How Climate Volatility Is Redefining Commodity Markets

Alexey AfanassievskiyAdvisor Perspectives welcomes guest contributions. The views presented here do not necessarily represent those of Advisor Perspectives.

Price swings in commodity markets happen all the time. Supply chains, global demand, political maneuvering – there’s no shortage of factors that influence market dynamics here. But in recent years, there has been another undeniable force that I believe should be talked about: extreme weather.

Commodities like lumber, coffee, and natural gas have seen dramatic price fluctuations, often in response to natural phenomena, such as a sudden storm or drought thousands of miles away. As an example, recent data indicates that Arabica coffee prices hit $3.21 per pound in November 2024, reaching levels that haven’t been seen since 1977.

Although the general public might not pay much attention to such price swings, they still leave a serious impact on global trade and investment.

Why weather matters

The production of metals and industrials is largely shielded from climate-related shocks. A metallurgical plant isn’t going to stop because it’s raining outside – it would take an earthquake of tremendous proportions to get in the way of its operations.

On the other hand, many commodities are a lot more vulnerable to the whims of nature.
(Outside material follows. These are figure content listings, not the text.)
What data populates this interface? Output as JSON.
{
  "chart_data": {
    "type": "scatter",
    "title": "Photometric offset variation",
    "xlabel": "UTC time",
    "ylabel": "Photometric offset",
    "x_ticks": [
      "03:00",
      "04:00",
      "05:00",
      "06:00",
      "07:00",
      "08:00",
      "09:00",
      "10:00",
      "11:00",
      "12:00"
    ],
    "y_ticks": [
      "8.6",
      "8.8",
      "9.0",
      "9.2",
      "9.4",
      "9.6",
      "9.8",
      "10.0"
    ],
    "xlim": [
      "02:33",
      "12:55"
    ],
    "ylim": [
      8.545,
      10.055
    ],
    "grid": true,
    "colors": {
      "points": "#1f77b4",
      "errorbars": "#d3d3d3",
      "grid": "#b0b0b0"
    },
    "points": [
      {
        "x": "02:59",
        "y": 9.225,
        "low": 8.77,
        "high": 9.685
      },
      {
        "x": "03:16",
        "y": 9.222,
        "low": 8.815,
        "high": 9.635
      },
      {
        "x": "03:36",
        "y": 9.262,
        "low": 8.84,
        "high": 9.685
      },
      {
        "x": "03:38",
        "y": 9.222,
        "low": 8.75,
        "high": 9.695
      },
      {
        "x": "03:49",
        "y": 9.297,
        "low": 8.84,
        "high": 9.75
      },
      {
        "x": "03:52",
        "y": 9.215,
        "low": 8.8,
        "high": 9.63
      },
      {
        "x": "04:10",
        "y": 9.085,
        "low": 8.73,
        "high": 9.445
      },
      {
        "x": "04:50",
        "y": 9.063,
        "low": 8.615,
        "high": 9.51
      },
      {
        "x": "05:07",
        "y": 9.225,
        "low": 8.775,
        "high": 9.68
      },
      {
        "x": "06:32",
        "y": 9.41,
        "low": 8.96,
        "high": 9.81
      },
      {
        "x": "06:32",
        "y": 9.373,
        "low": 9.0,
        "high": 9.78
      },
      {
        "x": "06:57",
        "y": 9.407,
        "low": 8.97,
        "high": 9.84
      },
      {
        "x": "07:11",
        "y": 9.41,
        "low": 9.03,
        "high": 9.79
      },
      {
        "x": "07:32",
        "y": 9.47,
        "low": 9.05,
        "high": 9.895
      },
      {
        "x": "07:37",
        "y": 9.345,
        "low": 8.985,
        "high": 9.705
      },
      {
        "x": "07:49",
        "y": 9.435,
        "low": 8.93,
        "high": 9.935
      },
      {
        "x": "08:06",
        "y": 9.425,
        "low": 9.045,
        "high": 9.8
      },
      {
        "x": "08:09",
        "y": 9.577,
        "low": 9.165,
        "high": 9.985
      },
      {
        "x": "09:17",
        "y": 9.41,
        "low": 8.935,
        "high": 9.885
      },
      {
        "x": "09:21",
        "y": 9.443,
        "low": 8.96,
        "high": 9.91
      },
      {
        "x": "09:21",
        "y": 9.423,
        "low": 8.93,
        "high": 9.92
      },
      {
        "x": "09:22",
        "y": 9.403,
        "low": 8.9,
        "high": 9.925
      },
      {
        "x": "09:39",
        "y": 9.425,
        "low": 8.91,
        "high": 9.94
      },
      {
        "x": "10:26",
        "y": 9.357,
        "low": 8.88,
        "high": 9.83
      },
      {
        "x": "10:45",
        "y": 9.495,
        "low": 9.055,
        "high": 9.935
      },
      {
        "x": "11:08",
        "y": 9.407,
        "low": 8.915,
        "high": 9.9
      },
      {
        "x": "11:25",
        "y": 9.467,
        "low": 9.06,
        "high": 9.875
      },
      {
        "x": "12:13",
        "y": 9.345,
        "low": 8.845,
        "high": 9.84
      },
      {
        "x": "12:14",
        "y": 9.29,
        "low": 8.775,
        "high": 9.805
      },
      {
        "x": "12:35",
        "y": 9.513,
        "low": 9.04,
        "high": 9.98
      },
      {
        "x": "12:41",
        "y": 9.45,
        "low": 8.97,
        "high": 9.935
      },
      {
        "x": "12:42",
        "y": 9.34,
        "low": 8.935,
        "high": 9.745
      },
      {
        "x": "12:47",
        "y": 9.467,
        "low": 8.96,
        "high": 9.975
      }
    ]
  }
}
A drought in Brazil or an unexpected frost in Vietnam can derail production overnight, decimating crops, halting offshore oil production, and so on.

Take natural gas, for another example: Cold weather increases demand for heating, but at the same time, severe frosts or winter storms can freeze pipelines (though not the natural gas itself), disrupting supply entirely. As a result, natural gas prices can surge in these situations.